More generally, the CQC’s scope and the way that it does its inspections is just much broader than it used to be. They are done in more depth and detail. This statutory instrument was introduced to Parliament so that it would reflect what the CQC is now doing and recognise its enlarged scope. The regulations do not extend the remit of the CQC’s activity or the scope of reviews or performance assessments to additional providers or services; neither does it change the fees actually charged.

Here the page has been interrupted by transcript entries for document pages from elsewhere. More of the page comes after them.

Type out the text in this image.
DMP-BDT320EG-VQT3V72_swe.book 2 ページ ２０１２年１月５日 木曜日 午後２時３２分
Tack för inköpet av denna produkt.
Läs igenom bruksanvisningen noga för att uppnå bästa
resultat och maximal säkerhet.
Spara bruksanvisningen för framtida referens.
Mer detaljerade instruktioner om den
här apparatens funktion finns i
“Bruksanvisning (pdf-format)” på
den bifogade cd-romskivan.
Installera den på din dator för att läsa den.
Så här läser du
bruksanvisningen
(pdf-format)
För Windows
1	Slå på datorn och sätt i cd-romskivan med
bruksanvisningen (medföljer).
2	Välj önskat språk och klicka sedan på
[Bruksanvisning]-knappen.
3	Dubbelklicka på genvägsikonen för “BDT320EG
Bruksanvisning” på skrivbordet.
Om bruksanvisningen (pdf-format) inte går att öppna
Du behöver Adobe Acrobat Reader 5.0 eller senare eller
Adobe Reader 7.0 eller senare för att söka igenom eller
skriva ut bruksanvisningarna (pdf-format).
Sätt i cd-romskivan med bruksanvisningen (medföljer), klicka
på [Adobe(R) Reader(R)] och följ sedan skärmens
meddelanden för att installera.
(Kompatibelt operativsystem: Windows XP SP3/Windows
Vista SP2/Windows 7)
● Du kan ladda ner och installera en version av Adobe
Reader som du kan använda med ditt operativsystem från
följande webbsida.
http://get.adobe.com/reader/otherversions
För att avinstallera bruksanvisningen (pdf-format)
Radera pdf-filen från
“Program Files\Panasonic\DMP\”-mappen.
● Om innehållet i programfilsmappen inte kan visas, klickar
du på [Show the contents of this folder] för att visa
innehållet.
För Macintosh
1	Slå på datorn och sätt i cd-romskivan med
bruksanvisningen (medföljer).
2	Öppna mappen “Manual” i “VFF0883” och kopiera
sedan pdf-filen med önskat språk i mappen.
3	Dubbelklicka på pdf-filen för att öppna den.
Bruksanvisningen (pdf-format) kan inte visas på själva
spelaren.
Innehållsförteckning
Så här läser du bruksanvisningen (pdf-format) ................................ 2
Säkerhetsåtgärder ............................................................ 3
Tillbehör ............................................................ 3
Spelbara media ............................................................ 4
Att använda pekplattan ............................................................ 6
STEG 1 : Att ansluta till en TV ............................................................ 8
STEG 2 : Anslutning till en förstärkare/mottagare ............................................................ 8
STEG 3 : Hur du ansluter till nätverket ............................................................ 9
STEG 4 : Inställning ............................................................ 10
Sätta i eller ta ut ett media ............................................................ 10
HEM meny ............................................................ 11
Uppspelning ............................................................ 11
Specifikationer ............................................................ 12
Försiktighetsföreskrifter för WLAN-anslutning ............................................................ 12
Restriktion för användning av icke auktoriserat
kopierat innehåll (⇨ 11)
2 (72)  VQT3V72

The CQC, like every other aspect of the NHS, is going to have to save a considerable amount of money over the next five years, which the noble Lord, Lord Hunt, referred to in his speech. This means that the kind of inspections which we have seen in some NHS trusts, where a large number of very expensive people descend upon a trust, will have to be scaled back to some extent. As the noble Baroness intimated, I think that we will see a more risk-based inspection model—a bit more like the Ofsted model. I suspect that we will see more unannounced inspections as well, because a large part of the cost of the CQC is not just its direct cost but the indirect costs on the trusts preparing for the inspections. Sometimes the degree of preparation undermines the validity and insightfulness of the actual inspection.

I take on board entirely the strictures of the noble Lord, Lord Hunt. This is another expense when times are extremely hard, but it reflects the fact that the scope of the CQC is now broader than it was three years ago, and the need to have full cost recovery over a fairly limited time.